From Subway to Space: Futura2000’s Paris Exhibition from the agnès b. Collection at La Fab
Running until October 19th, 2025, “Futura2000 dans la collection agnès b.” is a sweeping retrospective that traces the artist’s trajectory from the New York subways to the walls of major galleries and institutions. Hosted at La Fab, the cultural space founded by agnès b. in Paris’s 13th arrondissement, the exhibition brings together more than 60 key works from her personal collection — a collection she has built over decades, now comprising over 5,000 pieces spanning photography, painting, sculpture, sound, video, and installation.
At the heart of the show are Futura2000’s studio works: spray-painted compositions that feature floating orbs, sci-fi figures, and gestural, kinetic lines. His visual language — born on the streets but shaped by abstraction, futurism, and science fiction — bridges graffiti and contemporary painting. The exhibition vividly captures how Futura turned graffiti into something wholly original: expressive, non-representational, and rich with motion and atmosphere.
La Fab presents the agnès b. collection through thematic exhibitions that reflect her lifelong support of artists who defy categorization. A pioneer in championing street art in Europe, agnès b. first exhibited Futura’s work in 1989, initiating a long-standing collaboration grounded in mutual respect and a shared interest in art that is both raw and refined, personal and political.
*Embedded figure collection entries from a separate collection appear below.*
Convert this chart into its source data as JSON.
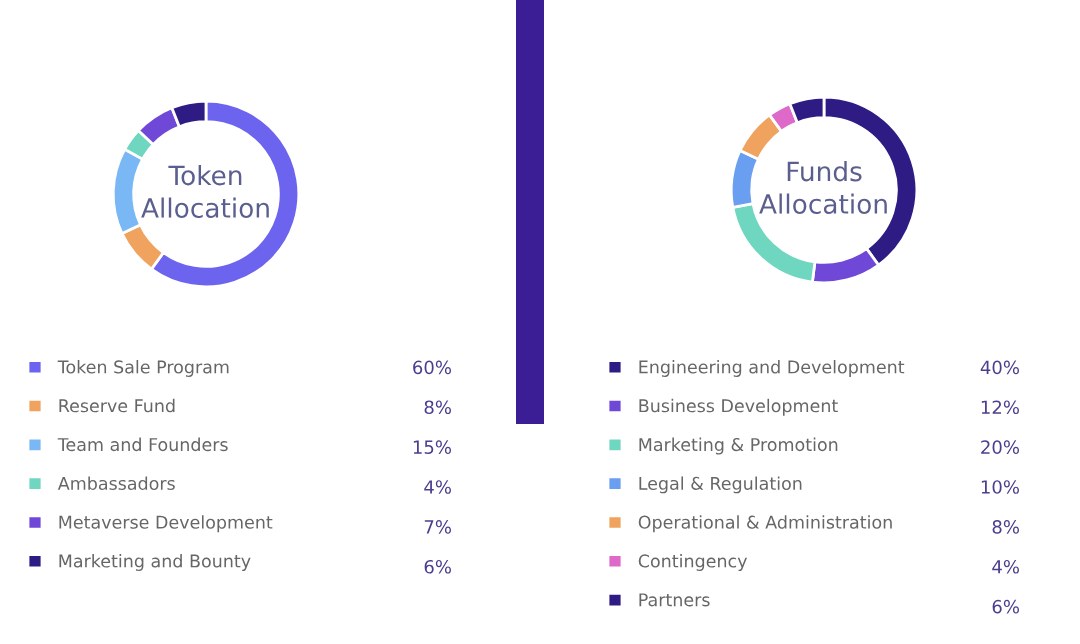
{
  "chart_data": [
    {
      "type": "donut",
      "title": "Token\nAllocation",
      "categories": [
        "Token Sale Program",
        "Reserve Fund",
        "Team and Founders",
        "Ambassadors",
        "Metaverse Development",
        "Marketing and Bounty"
      ],
      "values": [
        60,
        8,
        15,
        4,
        7,
        6
      ],
      "value_labels": [
        "60%",
        "8%",
        "15%",
        "4%",
        "7%",
        "6%"
      ],
      "colors": [
        "#6c63ee",
        "#f0a35e",
        "#7ab8f5",
        "#6fd6c0",
        "#7048d8",
        "#2e1b84"
      ],
      "legend": "bottom"
    },
    {
      "type": "donut",
      "title": "Funds\nAllocation",
      "categories": [
        "Engineering and Development",
        "Business Development",
        "Marketing & Promotion",
        "Legal & Regulation",
        "Operational & Administration",
        "Contingency",
        "Partners"
      ],
      "values": [
        40,
        12,
        20,
        10,
        8,
        4,
        6
      ],
      "value_labels": [
        "40%",
        "12%",
        "20%",
        "10%",
        "8%",
        "4%",
        "6%"
      ],
      "colors": [
        "#2e1b84",
        "#7048d8",
        "#6fd6c0",
        "#6a9ef0",
        "#f0a35e",
        "#de69c8",
        "#2e1b84"
      ],
      "legend": "bottom"
    }
  ]
}
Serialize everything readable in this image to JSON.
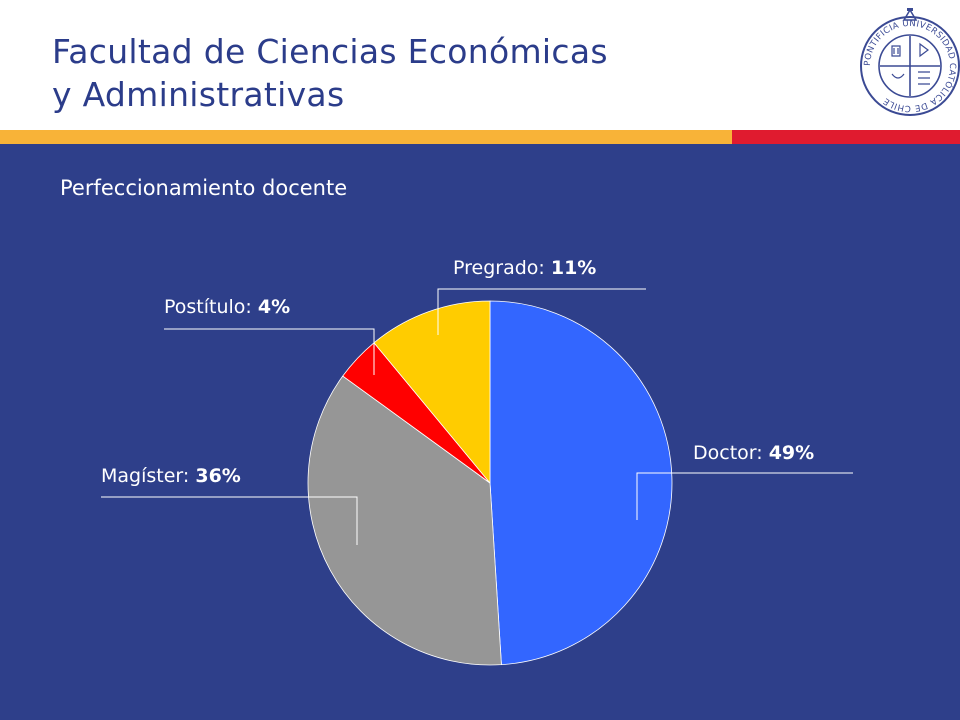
{
  "header": {
    "title_line1": "Facultad de Ciencias Económicas",
    "title_line2": "y Administrativas",
    "logo_icon": "university-seal-icon",
    "seal_text": "PONTIFICIA UNIVERSIDAD CATÓLICA DE CHILE"
  },
  "colors": {
    "background": "#2e3f8a",
    "title": "#2b3c8a",
    "stripe_yellow": "#f8b338",
    "stripe_red": "#e01b2f"
  },
  "slide": {
    "subtitle": "Perfeccionamiento docente"
  },
  "chart_data": {
    "type": "pie",
    "title": "Perfeccionamiento docente",
    "slices": [
      {
        "label": "Doctor",
        "value": 49,
        "display": "49%",
        "color": "#3366ff"
      },
      {
        "label": "Magíster",
        "value": 36,
        "display": "36%",
        "color": "#969696"
      },
      {
        "label": "Postítulo",
        "value": 4,
        "display": "4%",
        "color": "#ff0000"
      },
      {
        "label": "Pregrado",
        "value": 11,
        "display": "11%",
        "color": "#ffcc00"
      }
    ],
    "start_angle_deg": 0,
    "direction": "clockwise",
    "legend": "none",
    "data_labels": "outside-with-leader-lines"
  }
}
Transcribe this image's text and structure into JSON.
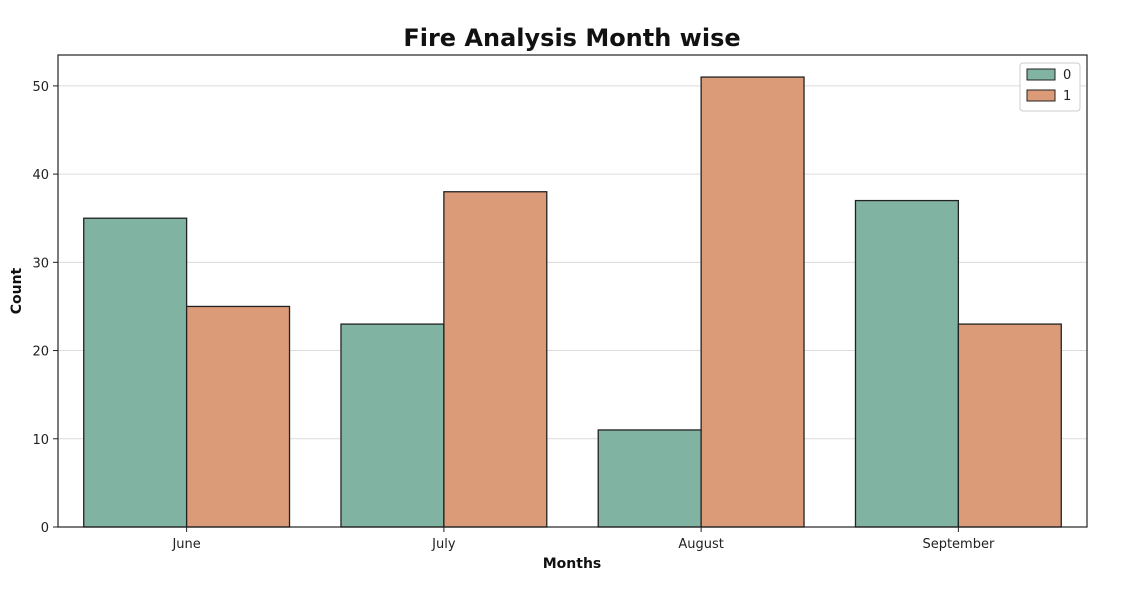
{
  "chart_data": {
    "type": "bar",
    "title": "Fire Analysis Month wise",
    "xlabel": "Months",
    "ylabel": "Count",
    "categories": [
      "June",
      "July",
      "August",
      "September"
    ],
    "series": [
      {
        "name": "0",
        "values": [
          35,
          23,
          11,
          37
        ],
        "color": "#80b3a1"
      },
      {
        "name": "1",
        "values": [
          25,
          38,
          51,
          23
        ],
        "color": "#db9a78"
      }
    ],
    "ylim": [
      0,
      53.5
    ],
    "yticks": [
      0,
      10,
      20,
      30,
      40,
      50
    ],
    "grid": "y",
    "legend_position": "top-right"
  }
}
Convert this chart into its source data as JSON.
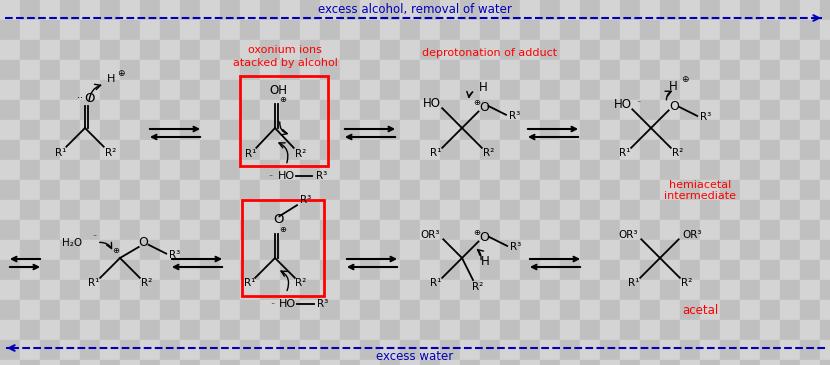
{
  "fig_width": 8.3,
  "fig_height": 3.65,
  "dpi": 100,
  "checker_light": "#d4d4d4",
  "checker_dark": "#c0c0c0",
  "checker_size_pts": 20,
  "top_text": "excess alcohol, removal of water",
  "bottom_text": "excess water",
  "arrow_color": "#0000bb",
  "red_label_1_line1": "oxonium ions",
  "red_label_1_line2": "atacked by alcohol",
  "red_label_2": "deprotonation of adduct",
  "label_hemiacetal_1": "hemiacetal",
  "label_hemiacetal_2": "intermediate",
  "label_acetal": "acetal"
}
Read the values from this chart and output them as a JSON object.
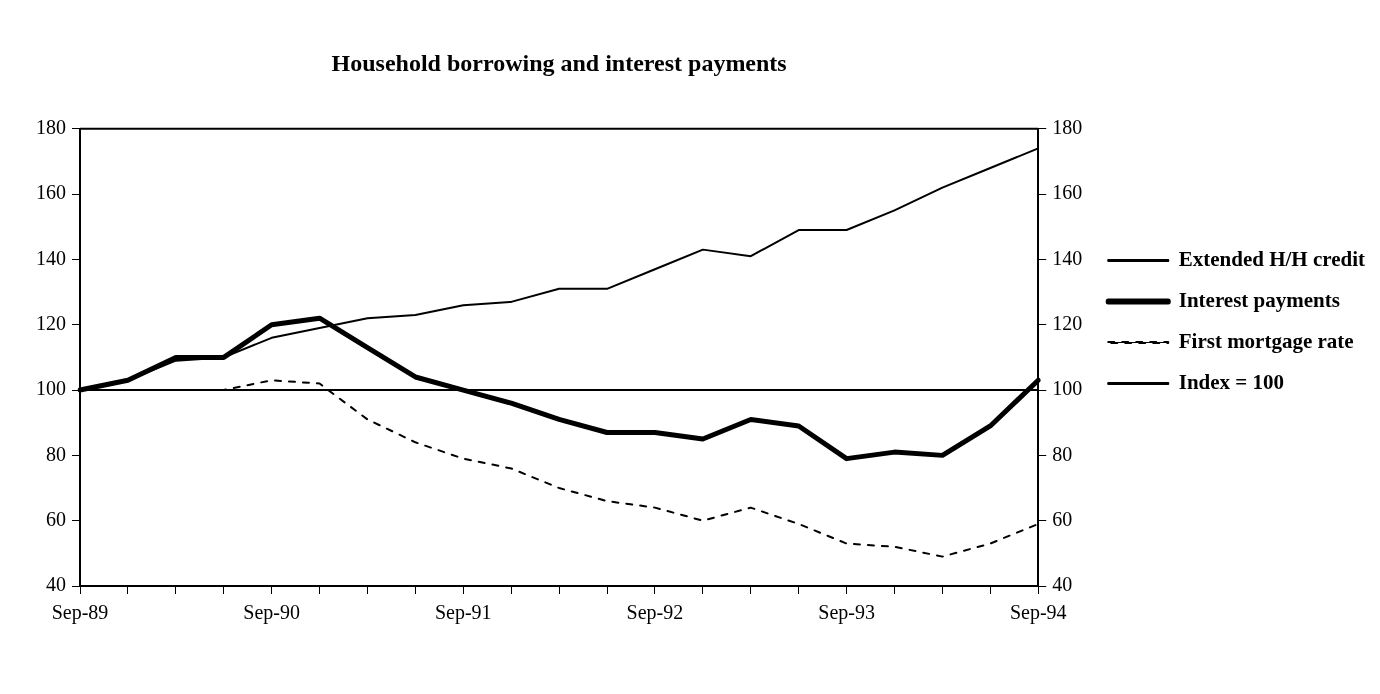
{
  "chart_data": {
    "type": "line",
    "title": "Household borrowing and interest payments",
    "categories": [
      "Sep-89",
      null,
      null,
      null,
      "Sep-90",
      null,
      null,
      null,
      "Sep-91",
      null,
      null,
      null,
      "Sep-92",
      null,
      null,
      null,
      "Sep-93",
      null,
      null,
      null,
      "Sep-94"
    ],
    "series": [
      {
        "name": "Extended H/H credit",
        "color": "#000000",
        "line_style": "solid",
        "values": [
          100,
          103,
          109,
          110,
          116,
          119,
          122,
          123,
          126,
          127,
          131,
          131,
          137,
          143,
          141,
          149,
          149,
          155,
          162,
          168,
          174
        ]
      },
      {
        "name": "Interest payments",
        "color": "#000000",
        "line_style": "solid",
        "values": [
          100,
          103,
          110,
          110,
          120,
          122,
          113,
          104,
          100,
          96,
          91,
          87,
          87,
          85,
          91,
          89,
          79,
          81,
          80,
          89,
          103
        ]
      },
      {
        "name": "First mortgage rate",
        "color": "#000000",
        "line_style": "dashed",
        "values": [
          100,
          100,
          100,
          100,
          103,
          102,
          91,
          84,
          79,
          76,
          70,
          66,
          64,
          60,
          64,
          59,
          53,
          52,
          49,
          53,
          59
        ]
      },
      {
        "name": "Index = 100",
        "color": "#000000",
        "line_style": "solid",
        "values": [
          100,
          100,
          100,
          100,
          100,
          100,
          100,
          100,
          100,
          100,
          100,
          100,
          100,
          100,
          100,
          100,
          100,
          100,
          100,
          100,
          100
        ]
      }
    ],
    "ylim": [
      40,
      180
    ],
    "yticks": [
      40,
      60,
      80,
      100,
      120,
      140,
      160,
      180
    ],
    "y2lim": [
      40,
      180
    ],
    "y2ticks": [
      40,
      60,
      80,
      100,
      120,
      140,
      160,
      180
    ],
    "grid": false,
    "legend": "right",
    "marker": "none"
  }
}
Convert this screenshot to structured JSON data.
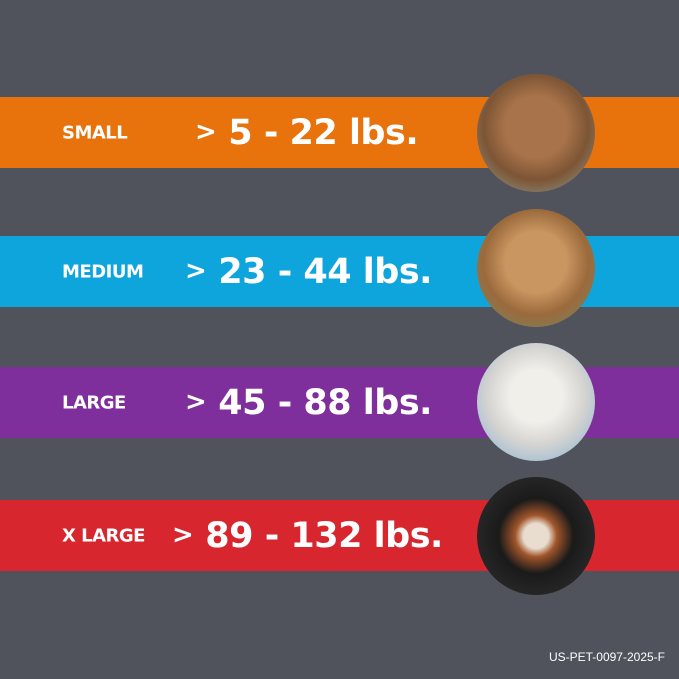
{
  "rows": [
    {
      "label": "SMALL",
      "arrow": ">",
      "range": "5 - 22 lbs.",
      "color": "#e8720c",
      "photo": "terrier-dog-photo"
    },
    {
      "label": "MEDIUM",
      "arrow": ">",
      "range": "23 - 44 lbs.",
      "color": "#0ea5dd",
      "photo": "cocker-spaniel-dog-photo"
    },
    {
      "label": "LARGE",
      "arrow": ">",
      "range": "45 - 88 lbs.",
      "color": "#7f2f9b",
      "photo": "dalmatian-dog-photo"
    },
    {
      "label": "X LARGE",
      "arrow": ">",
      "range": "89 - 132 lbs.",
      "color": "#d8262f",
      "photo": "bernese-mountain-dog-photo"
    }
  ],
  "code": "US-PET-0097-2025-F",
  "background": "#50535c"
}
The retrospective spans over four decades, featuring works produced between 1984 and 2025. It reveals how Futura’s practice remains deeply engaged with the social realities of his time. Beyond the aesthetic experimentation, his paintings carry critical reflections on police violence, systemic racism, and the oppression of minorities, using color and form to confront political and social issues head-on. His art speaks in a visual language that is both poetic and urgent — where formal innovation meets civic engagement.
The show also reflects Futura2000’s lasting influence beyond the traditional art world. His collaborations with Nike, Levi’s, Supreme, Uniqlo, BMW, and Louis Vuitton are not framed as commercial ventures but as extensions of his visual philosophy. Among the highlights is the presence of Pointman, his now-iconic sci-fi character first seen on the cover of UNKLE’s Psyence Fiction. Pointman later became a collectible toy produced with Bathing Ape, Nike, and Medicom, eventually inspiring the launch of Futura’s own brand: Futura Laboratories.
One of my personal highlights from the exhibition is a behind-the-scenes video showing Futura at work as he prepares for a show. It offers a look at how the physicality of graffiti continues to shape his process. His movements — crouching, stretching, reaching in unconventional ways — recall the unorthodox gestures of a graffiti writer in the city. In this video, Futura spray-paints a canvas from above, holding the can upside down — a signature move that blends control and improvisation, and illustrates the ongoing dialogue between his street roots and studio work.
This retrospective doesn’t simply document Futura2000’s evolution — it immerses viewers in his world. It offers a rare opportunity to grasp the full range of his work, from large-scale paintings to global collaborations, and to understand the vision of an artist who has consistently redefined the boundaries of graffiti. Whether you’re familiar with his legacy or encountering it for the first time, this exhibition is both intellectually resonant and visually electrifying.